There is not much evidence against non-soy and non-peanut legumes though, especially in terms of the diseases of civilization. I think some societies eat fewer beans as they become more industrialized. For example, per capita bean consumption peaked in the US during WWII and went down from there. It has sloped back upwards a little recently (though still far below WWII levels), but this has been linked more to incoming immigrants than people increasing their bean consumption.

Legumes are low priority on the 12 steps because most people in America don’t eat legumes that much compared to wheat and grains.

I think that I have read that the Pima Indians in Mexico that eat corn and beans are much healthier than their US counterparts that switched to a more industrial diet.

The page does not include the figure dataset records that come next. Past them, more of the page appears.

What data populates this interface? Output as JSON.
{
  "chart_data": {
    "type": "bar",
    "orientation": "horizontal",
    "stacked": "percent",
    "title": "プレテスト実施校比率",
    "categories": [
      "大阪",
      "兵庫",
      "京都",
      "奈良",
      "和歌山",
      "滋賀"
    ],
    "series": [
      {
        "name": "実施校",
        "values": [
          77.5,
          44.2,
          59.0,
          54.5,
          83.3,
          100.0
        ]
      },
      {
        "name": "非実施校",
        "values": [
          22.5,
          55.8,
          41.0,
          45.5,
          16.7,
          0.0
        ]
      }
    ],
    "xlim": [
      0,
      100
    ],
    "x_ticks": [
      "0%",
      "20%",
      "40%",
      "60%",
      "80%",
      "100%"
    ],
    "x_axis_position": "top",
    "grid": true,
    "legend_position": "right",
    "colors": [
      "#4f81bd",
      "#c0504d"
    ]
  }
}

There are some arguments with lectins and phytic acid, but they are not overly impressive to me:

Really not much evidence one way or the other for non-soy or non-peanut legumes, so you kind of have to decide what rationale you want to follow. Probably not worth worrying about it too much though unless you are eating a lot.

January 31, 2011 | Unregistered CommenterCPM

" feeling a little faint this morning and having to eat a handful of berries to bring me out of it"

lol. fructose goes straight 2 you liver and turns you into a cow, legumes have lectins, and sometime cancer fungus, o noes ( penuts) etc. pure noise if you fast every day for 23 hrs like i do. ANYWAY avoid seed oils, hydrogenated vegetable crap ( is in everything even industrial ice cream, cheese, yogurt) avoid eating chicken, insted eat lots of yolks, butter, saturated fat use your carrots as condiments ( not main food) lots of fatty meat. try to fast or at least skip your breakfast btw what our ncestors eat > irrelevant. good luck

February 1, 2011 | Unregistered CommenterW3W3

Why avoid eating chicken ?

February 1, 2011 | Unregistered CommenterDudleyP

I get confused when it comes to green beans and green peas. As far as I know, they're techically legumes. But when people talk about legumes, all they ever talk about are beans and peanuts.

We eat a lot of green beans and peas in our house. I've read posts here on PaNu where Kurt mentions eating green beans. So what's the deal there?


February 1, 2011 | Unregistered CommenterJon

Just discovered this blog & forum. It will take awhile to read through and "digest" all the info.

I did however, just buy a LARGE bag of locally grown Pinto Beans. ( visiting Az. ) thinking up until this aft. they would be a good source of inexpensive protein. Now, not so sure.....

February 1, 2011 | Unregistered CommenterKelly

Why avoid eating chicken ?


also, avoid carrageenan, monosodium glutamate (MSG) High-fructose corn syrup (HFCS)

unless you want to melt your brain @ eyes out.